Your MSK clusters always run within an Amazon VPC managed by the MSK service. Your MSK resources are made available to your own VPC, subnet, and security group through elastic network interfaces (ENIs) which will appear in your account, as described in the following architectural diagram:

Customers can create a cluster in minutes, use AWS Identity and Access Management (IAM) to control cluster actions, authorize clients using TLS private certificate authorities fully managed by AWS Certificate Manager (ACM), encrypt data in-transit using TLS, and encrypt data at rest using AWS Key Management Service (KMS) encryption keys.

Amazon MSK continuously monitors server health and automatically replaces servers when they fail, automates server patching, and operates highly available ZooKeeper nodes as a part of the service at no additional cost. Key Kafka performance metrics are published in the console and in Amazon CloudWatch.
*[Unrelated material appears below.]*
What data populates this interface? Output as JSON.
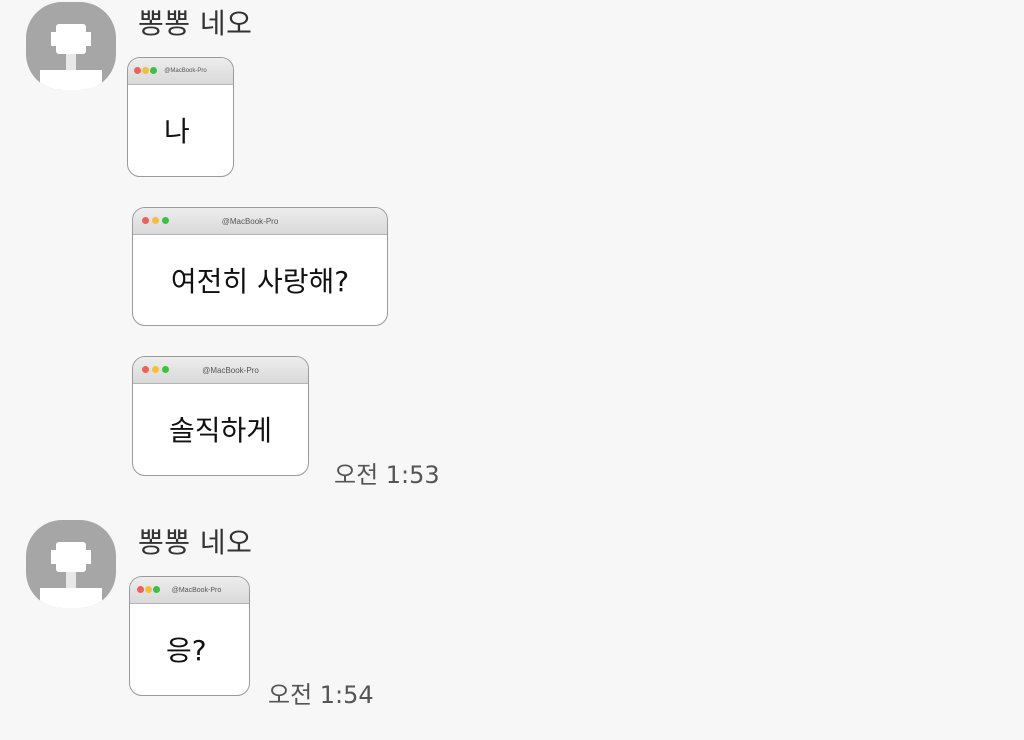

Amazon MSK is fully compatible with Kafka versions 1.1.1 and 2.1.0, so that you can continue to run your applications, use Kafka’s admin tools, and and use Kafka compatible tools and frameworks without having to change your code.

Based on our customer feedback during the open preview, Amazon MSK added may features such as:

  • Encryption in-transit via TLS between clients and brokers, and between brokers
  • Mutual TLS authentication using ACM private certificate authorities
  • Support for Kafka version 2.1.0
  • 99.9% availability SLA
  • HIPAA eligible
  • Cluster-wide storage scale up
  • Integration with AWS CloudTrail for MSK API logging
  • Cluster tagging and tag-based IAM policy application
  • Defining custom, cluster-wide configurations for topics and brokers

AWS CloudFormation support is coming in the next few weeks.

Creating a cluster

Let’s create a cluster using the AWS management console. I give the cluster a name, select the VPC I want to use the cluster from, and the Kafka version.

I then choose the Availability Zones (AZs) and the corresponding subnets to use in the VPC. In the next step, I select how many Kafka brokers to deploy in each AZ. More brokers allow you to scale the throughtput of a cluster by allocating partitions to different brokers.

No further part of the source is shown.